Friday, December 13, 2013

Tension

There is a battle that goes on in my heart, a tension I can't seem to get rid of. At times I try to quiet it, to block it out and make it go away through any distraction I can find or excuses I can make.

It began when I saw a film that exposed a new world to me. A world where people will walk for days just to get medical care for reasons such as their child having a tumor in their mouth or stomach the size of a melon. Where clean water is rare, where there is only 1 doctor for the millions of people, and 1 meal or just a cup of tea some days is the norm. I began to read any book I could find on social justice only to discover that slavery still exists today in human trafficking, that children in Uganda and other African countries were being kidnapped and trained to be soldiers, and that AIDS was destroying families. I would exchange notes with a friend in class and wonder why we had to sit and wait and stay in high school or go to college when all we wanted to do was go to Africa and save the world!

That's when God called me to Nursing, a way I felt I could really make a difference in places of great need. Being generally horrible at and hating Science (for as long as I could remember) I promised God that I would do nursing, but that He would have to provide me the grades to make it. It was through Nursing school that I really saw that God is the one who gives us the ability to do what He has called us to. And He sustained me through Nursing School.

During Nursing school I went to Kenya where I spent 2 months each summer building friendships with children living in poverty. I saw the reality of what I'd read about. The poor nutrition and lack of clean water that made the children in the school unable to focus on school work and frequently become sick. A child discovering he is HIV positive. The children who lived at Shunem home because they were from abusive homes, or were orphans or certain to become orphans because their family members had AIDS and could no longer care for them.

But I also began to see JOY in the midst of this poverty. Joy that didn't come from having the securities and comforts I took for granted, but a joy that came from salvation through grace and faith in a loving God. They had their fears, the uncertainty of when their next meal might be, but they believed God would provide. It was the joy of community, of caring for one another so that no one went hungry or felt alone in their fight against AIDS. They reminded me that God simply wants us to live in dependence on Him- He is all we need, the source of our life. As a nurse I saw that people not only need physical healing through medicine and money, but they need Jesus who proclaimed, "The Spirit of the Lord is on me, because he has anointed me to proclaim good news to the poor. He has sent me to proclaim freedom for the prisoners and recovery of sight for the blind, to set the oppressed free, to proclaim the year of the Lord’s favor" (Luke 4:18-19).

There is that tension between what I believe and how I am living and questions which sometime come in the middle of the night, waking me up and challenging me: Do I live like Christ is all I need? Will I sacrifice living according to my wants and desires so that the Gospel might go out and the compassion of Christ shown to the needy?
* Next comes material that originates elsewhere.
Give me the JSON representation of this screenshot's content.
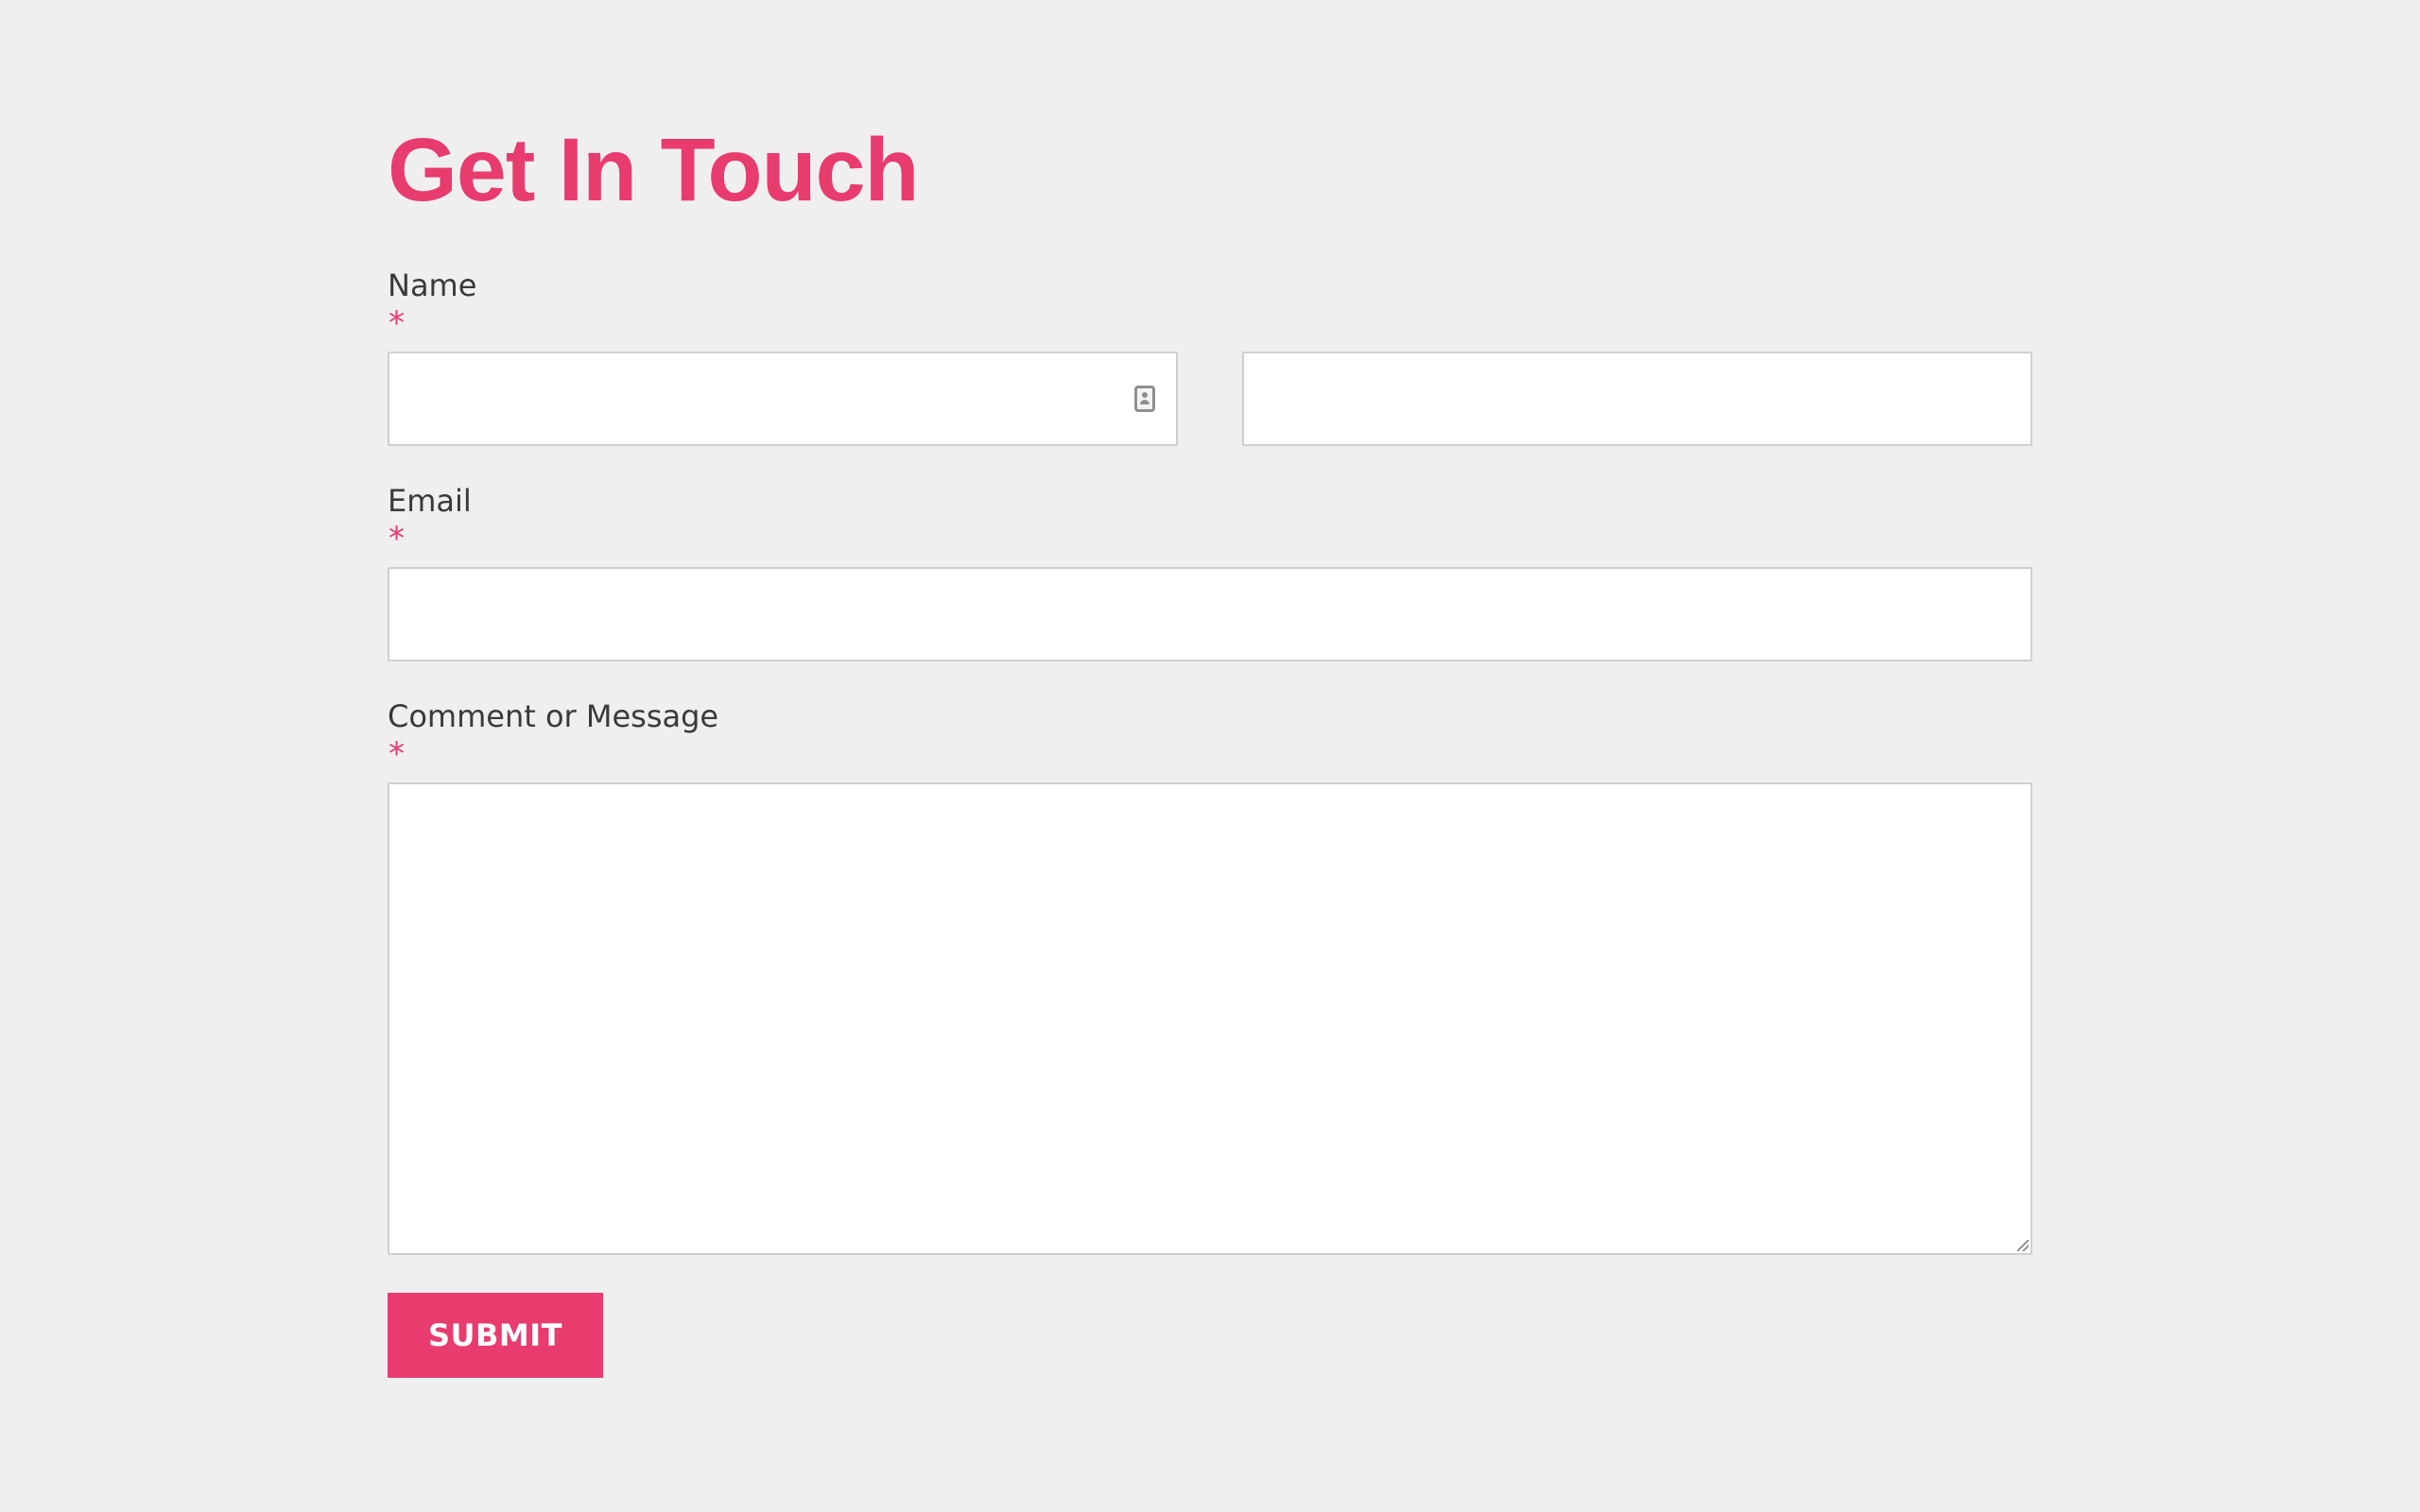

Will I go outside of my safety net of Christian friends to reach out to my neighbors whose lives look good on the outside, but need Christ to change their hearts? Will I live below our means so that I can give more to those who really need and so that the Gospel can go out to the nations? Will I remember those children in Kenya who are joyfully living even without clean water and full bellies?

Or will I live the life of comfort and ease that the United States has to offer? Will I ease my conscience by thinking that the poor in places like Africa have adjusted to that life of poverty or that they don't know any better? That it is okay to buy what I want, because everyone else has it and I have the money.
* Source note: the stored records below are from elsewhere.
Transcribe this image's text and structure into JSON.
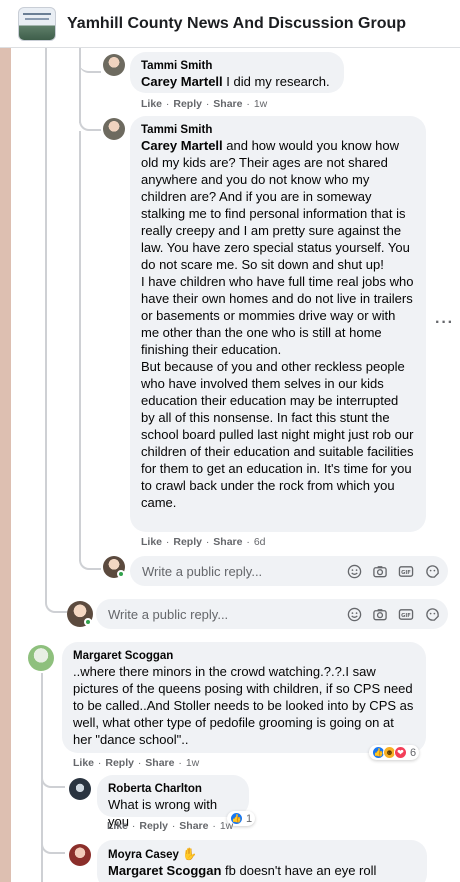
{
  "group": {
    "title": "Yamhill County News And Discussion Group"
  },
  "comments": [
    {
      "author": "Tammi Smith",
      "mention": "Carey Martell",
      "text": " I did my research.",
      "actions": {
        "like": "Like",
        "reply": "Reply",
        "share": "Share",
        "age": "1w"
      }
    },
    {
      "author": "Tammi Smith",
      "mention": "Carey Martell",
      "text": " and how would you know how old my kids are? Their ages are not shared anywhere and you do not know who my children are? And if you are in someway stalking me to find personal information that is really creepy and I am pretty sure against the law. You have zero special status yourself. You do not scare me. So sit down and shut up!\nI have children who have full time real jobs who have their own homes and do not live in trailers or basements or mommies drive way or with me other than the one who is still at home finishing their education.\nBut because of you and other reckless people who have involved them selves in our kids education their education may be interrupted by all of this nonsense. In fact this stunt the school board pulled last night might just rob our children of their education and suitable facilities for them to get an education in. It's time for you to crawl back under the rock from which you came.",
      "actions": {
        "like": "Like",
        "reply": "Reply",
        "share": "Share",
        "age": "6d"
      },
      "more": "···"
    },
    {
      "author": "Margaret Scoggan",
      "text": "..where there minors in the crowd watching.?.?.I saw pictures of the queens posing with children, if so CPS need to be called..And Stoller needs to be looked into by CPS as well, what other type of pedofile grooming is going on at her \"dance school\"..",
      "actions": {
        "like": "Like",
        "reply": "Reply",
        "share": "Share",
        "age": "1w"
      },
      "reaction_count": "6"
    },
    {
      "author": "Roberta Charlton",
      "text": "What is wrong with you",
      "actions": {
        "like": "Like",
        "reply": "Reply",
        "share": "Share",
        "age": "1w"
      },
      "reaction_count": "1"
    },
    {
      "author": "Moyra Casey",
      "mention": "Margaret Scoggan",
      "text": " fb doesn't have an eye roll"
    }
  ],
  "reply_placeholder_1": "Write a public reply...",
  "reply_placeholder_2": "Write a public reply...",
  "icons": [
    "emoji-icon",
    "camera-icon",
    "gif-icon",
    "sticker-icon"
  ]
}
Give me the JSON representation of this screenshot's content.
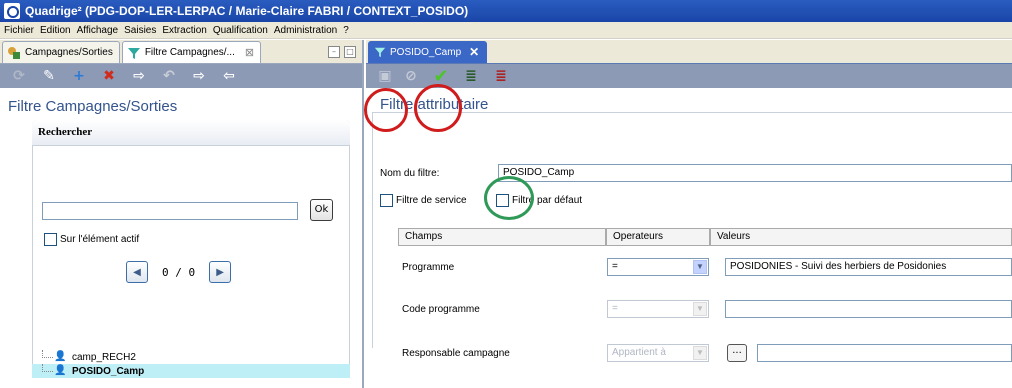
{
  "window": {
    "title": "Quadrige² (PDG-DOP-LER-LERPAC / Marie-Claire FABRI / CONTEXT_POSIDO)"
  },
  "menu": [
    "Fichier",
    "Edition",
    "Affichage",
    "Saisies",
    "Extraction",
    "Qualification",
    "Administration",
    "?"
  ],
  "left": {
    "tabs": [
      {
        "label": "Campagnes/Sorties",
        "icon": "campaign-icon"
      },
      {
        "label": "Filtre Campagnes/...",
        "icon": "filter-icon",
        "close": "⊠"
      }
    ],
    "toolbar": [
      "refresh-icon",
      "edit-icon",
      "add-icon",
      "delete-icon",
      "export-icon",
      "undo-icon",
      "export-alt-icon",
      "import-icon"
    ],
    "title": "Filtre Campagnes/Sorties",
    "search": {
      "header": "Rechercher",
      "value": "",
      "ok_label": "Ok",
      "active_label": "Sur l'élément actif",
      "position": "0 / 0"
    },
    "tree": [
      {
        "label": "camp_RECH2",
        "selected": false
      },
      {
        "label": "POSIDO_Camp",
        "selected": true
      }
    ]
  },
  "right": {
    "tab": {
      "label": "POSIDO_Camp",
      "close": "✕"
    },
    "toolbar": [
      "save-icon",
      "link-icon",
      "validate-icon",
      "sort-asc-icon",
      "sort-desc-icon"
    ],
    "title": "Filtre attributaire",
    "form": {
      "name_label": "Nom du filtre:",
      "name_value": "POSIDO_Camp",
      "service_label": "Filtre de service",
      "default_label": "Filtre par défaut"
    },
    "grid": {
      "headers": [
        "Champs",
        "Operateurs",
        "Valeurs"
      ],
      "rows": [
        {
          "field": "Programme",
          "operator": "=",
          "value": "POSIDONIES - Suivi des herbiers de Posidonies",
          "disabled": false
        },
        {
          "field": "Code programme",
          "operator": "=",
          "value": "",
          "disabled": true
        },
        {
          "field": "Responsable campagne",
          "operator": "Appartient à",
          "value": "",
          "disabled": true,
          "button": "..."
        }
      ]
    }
  },
  "colors": {
    "accent": "#34548d",
    "annotation_red": "#d01c1c",
    "annotation_green": "#2f9a58"
  }
}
But in my heart I know that God has called me to more than a life of pursuing my wants and my pleasures. I look to Jesus who lived in full dependence on God for everything from where he rested his head to his next meal. Jesus sacrificed his very life out of great love so that we might live for Him. The Great Commission calls us to go out to our neighbors and to the ends of the earth to share Christ's love and his salvation that is for all people. When that becomes my focus and purpose, all worldly comforts and pleasures become unimportant. The tension of how I spend my pay check to how I spend my time and with whom requires that I give all of these things up to God who gave them to me in the first place.

It does not come easily and although I know in my heart it is good, I struggle to obey, to do what God is calling me to do. But He has not given up on me and I pray that He would continue to remind me that there is nothing more important than Himself in my life.

Hebrews 12:1-3
"Therefore, since we are surrounded by such a great cloud of witnesses, let us throw off everything that hinders and the sin that so easily entangles. And let us run with perseverance the race marked out for us, fixing our eyes on Jesus, the pioneer and perfecter of faith. For the joy set before him he endured the cross, scorning its shame, and sat down at the right hand of the throne of God.  Consider him who endured such opposition from sinners, so that you will not grow weary and lose heart."
II Corinthians 4:16-18
"So we do not lose heart. Though our outer self is wasting away, our inner self is being renewed day by day. For this light momentary affliction is preparing for us an eternal weight of glory beyond all comparison, as we look not to the things that are seen but to the things that are unseen. For the things that are seen are transient, but the things that are unseen are eternal."